Profession: promeneuse de chiens

CHIENS. Arrivés à l’orée de la forêt, la valise arrière de la minifourgonnette à peine ouverte, les chiens se précipitent au sol dans un concert d’aboiement. Zappa, Merguez, Gaston, Albert et leurs amis en ont pour au moins une heure à jouer, courir, renifler le sol. Le bonheur à la puissance dix…

Dans le sentier, Isabelle Beucler en interpelle un qui va trop vite à l’avant, réprimande gentiment l’autre trop insistant avec ses compagnons, distribue une caresse au teckel qui vient de se faire bousculer par un labrador trop pressé.

Depuis quinze ans, la Shawiniganaise gagne sa vie en promenant des chiens.

«J’avais huit ans quand j’habitais la Suisse et je prenais déjà des marches avec les chiens du voisinage. J’ai toujours fait ça», sourit-elle. Sept fois par semaine, lors de balades qui durent d’une à trois heures, elle emmène une meute d’une dizaine de chiens dans la nature.

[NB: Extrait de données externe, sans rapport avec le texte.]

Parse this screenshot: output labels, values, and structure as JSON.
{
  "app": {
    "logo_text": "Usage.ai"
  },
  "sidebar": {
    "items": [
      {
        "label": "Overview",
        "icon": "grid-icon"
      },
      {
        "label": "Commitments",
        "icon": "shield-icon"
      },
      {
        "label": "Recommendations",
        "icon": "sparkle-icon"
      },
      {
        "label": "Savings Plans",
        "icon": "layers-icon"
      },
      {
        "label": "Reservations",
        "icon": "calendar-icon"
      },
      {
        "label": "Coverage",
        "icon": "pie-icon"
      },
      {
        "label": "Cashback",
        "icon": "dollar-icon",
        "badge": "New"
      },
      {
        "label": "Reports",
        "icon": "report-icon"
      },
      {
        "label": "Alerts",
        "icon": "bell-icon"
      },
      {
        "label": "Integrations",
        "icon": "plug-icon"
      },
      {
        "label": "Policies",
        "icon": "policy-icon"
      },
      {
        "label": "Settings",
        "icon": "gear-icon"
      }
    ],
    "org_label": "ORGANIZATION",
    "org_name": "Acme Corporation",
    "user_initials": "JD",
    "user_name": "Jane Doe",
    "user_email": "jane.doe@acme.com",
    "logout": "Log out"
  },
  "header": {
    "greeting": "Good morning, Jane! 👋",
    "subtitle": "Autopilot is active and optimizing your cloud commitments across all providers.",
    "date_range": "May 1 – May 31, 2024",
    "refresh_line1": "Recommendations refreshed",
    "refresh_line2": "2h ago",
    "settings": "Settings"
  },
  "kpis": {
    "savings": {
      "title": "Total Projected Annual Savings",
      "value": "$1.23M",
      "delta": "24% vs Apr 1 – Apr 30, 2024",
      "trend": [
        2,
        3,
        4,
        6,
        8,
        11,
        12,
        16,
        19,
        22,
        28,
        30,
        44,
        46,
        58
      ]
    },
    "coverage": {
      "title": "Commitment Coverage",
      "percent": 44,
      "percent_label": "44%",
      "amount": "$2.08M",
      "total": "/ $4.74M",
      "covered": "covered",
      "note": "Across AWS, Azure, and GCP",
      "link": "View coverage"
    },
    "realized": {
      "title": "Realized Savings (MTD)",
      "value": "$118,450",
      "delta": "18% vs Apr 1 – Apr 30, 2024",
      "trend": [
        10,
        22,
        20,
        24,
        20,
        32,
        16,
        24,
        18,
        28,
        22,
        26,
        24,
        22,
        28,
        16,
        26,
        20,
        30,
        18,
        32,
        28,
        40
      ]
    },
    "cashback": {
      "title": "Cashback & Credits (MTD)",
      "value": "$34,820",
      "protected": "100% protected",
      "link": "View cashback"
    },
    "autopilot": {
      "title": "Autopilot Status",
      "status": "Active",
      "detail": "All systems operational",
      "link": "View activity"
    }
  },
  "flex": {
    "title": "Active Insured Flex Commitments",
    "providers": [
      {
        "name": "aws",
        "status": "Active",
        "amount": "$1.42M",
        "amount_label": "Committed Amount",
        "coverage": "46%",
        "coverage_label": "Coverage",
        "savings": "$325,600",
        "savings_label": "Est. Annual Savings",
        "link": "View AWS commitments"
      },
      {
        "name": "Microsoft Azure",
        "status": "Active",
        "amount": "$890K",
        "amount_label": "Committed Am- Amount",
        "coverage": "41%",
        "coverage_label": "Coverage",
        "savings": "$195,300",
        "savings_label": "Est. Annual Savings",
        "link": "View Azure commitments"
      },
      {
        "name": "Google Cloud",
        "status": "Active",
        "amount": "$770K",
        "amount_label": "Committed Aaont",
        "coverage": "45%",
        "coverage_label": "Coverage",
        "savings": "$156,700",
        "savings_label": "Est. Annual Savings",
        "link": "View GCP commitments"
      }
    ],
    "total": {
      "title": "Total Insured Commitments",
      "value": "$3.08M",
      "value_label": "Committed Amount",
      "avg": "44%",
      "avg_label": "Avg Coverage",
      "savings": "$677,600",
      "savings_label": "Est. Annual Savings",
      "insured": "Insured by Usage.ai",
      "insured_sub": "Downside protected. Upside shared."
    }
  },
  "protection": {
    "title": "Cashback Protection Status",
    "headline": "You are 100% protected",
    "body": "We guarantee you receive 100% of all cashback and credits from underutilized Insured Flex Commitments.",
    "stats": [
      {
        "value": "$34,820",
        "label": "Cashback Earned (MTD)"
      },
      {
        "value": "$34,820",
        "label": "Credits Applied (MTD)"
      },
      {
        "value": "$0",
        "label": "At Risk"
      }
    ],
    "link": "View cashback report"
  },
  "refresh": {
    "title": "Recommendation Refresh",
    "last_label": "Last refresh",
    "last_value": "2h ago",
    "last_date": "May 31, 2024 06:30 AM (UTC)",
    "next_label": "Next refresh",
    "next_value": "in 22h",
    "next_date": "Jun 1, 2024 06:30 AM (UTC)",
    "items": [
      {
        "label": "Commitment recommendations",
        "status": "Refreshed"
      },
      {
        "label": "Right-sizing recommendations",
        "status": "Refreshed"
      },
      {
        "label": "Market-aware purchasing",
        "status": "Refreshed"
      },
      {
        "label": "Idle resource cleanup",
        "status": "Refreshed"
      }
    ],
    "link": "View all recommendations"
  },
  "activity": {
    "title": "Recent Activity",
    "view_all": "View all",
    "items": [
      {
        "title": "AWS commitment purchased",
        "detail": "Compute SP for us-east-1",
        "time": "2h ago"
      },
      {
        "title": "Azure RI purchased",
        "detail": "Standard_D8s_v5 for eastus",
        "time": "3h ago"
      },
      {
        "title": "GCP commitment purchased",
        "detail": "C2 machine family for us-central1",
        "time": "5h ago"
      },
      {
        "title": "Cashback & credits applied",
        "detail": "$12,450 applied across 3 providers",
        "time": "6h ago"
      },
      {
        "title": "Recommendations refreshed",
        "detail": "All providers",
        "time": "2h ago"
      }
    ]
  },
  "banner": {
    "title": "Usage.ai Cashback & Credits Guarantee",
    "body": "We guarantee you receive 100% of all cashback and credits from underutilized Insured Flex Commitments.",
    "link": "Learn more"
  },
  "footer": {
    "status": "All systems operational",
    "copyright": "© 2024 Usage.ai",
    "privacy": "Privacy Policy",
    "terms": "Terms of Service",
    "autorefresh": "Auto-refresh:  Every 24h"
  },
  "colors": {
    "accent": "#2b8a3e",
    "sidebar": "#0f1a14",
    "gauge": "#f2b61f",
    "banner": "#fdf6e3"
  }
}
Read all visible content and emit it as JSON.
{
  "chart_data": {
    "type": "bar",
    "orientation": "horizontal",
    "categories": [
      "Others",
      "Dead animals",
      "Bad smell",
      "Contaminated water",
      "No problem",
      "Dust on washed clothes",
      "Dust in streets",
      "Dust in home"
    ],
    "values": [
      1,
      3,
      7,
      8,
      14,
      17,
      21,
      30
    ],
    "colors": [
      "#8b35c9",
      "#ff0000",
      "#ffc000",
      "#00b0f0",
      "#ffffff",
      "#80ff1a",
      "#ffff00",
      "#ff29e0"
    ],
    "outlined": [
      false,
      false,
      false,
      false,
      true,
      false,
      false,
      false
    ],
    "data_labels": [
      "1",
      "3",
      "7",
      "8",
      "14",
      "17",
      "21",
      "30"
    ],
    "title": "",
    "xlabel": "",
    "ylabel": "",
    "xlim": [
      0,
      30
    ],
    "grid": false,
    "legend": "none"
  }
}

En toute liberté, sans laisse.

«Leur raison de vivre, c’est de courir, fouiner par terre, trouver des pistes» – Isabelle Beucler

Son groupe de marche est composé de 44 vigoureux compagnons au total. Le fidèle ami d’une enseignante, d’une coiffeuse, d’une psychiatre, etc. «Je vais les chercher et je les ramène. Quand leur maître rentre de travailler en d’après-midi, il dort. L’exercice physique pour un chien, c’est sa raison de vivre. Quand il réussit à décharger son énergie, il est beaucoup plus facile à gérer à la maison ensuite», soutient Isabelle Beucler qui ne prend plus de nouveaux clients tellement son horaire est bien rempli. «J’ai même une liste d’attente », glisse-t-elle dans la conversation.

Au fil des ans, avec la permission de leur propriétaire, elle a découvert une dizaine de sites dans la région où elle peut laisser les chiens se dépenser sans compter. Pour arriver à gérer ces boules d’énergie qui court dans toutes les directions, le groupe doit partager les mêmes intérêts, les mêmes envies. «Je me suis spécialisé dans les retrievers comme les labradors, les goldens et les chiens de chasse comme les épagneuls et les setters.»

Technicienne en santé animale, Isabelle Beucler a eu l’idée de ce gagne-pain qui lui permet de veiller à l’éducation de ses deux enfants tout en comblant sa passion pour les chiens. À 17$ la balade par tête, elle arrive à se donner un salaire équivalent à celui qu’elle obtiendrait en travaillant dans une clinique vétérinaire, en moins d’heures et tout en profitant de la nature.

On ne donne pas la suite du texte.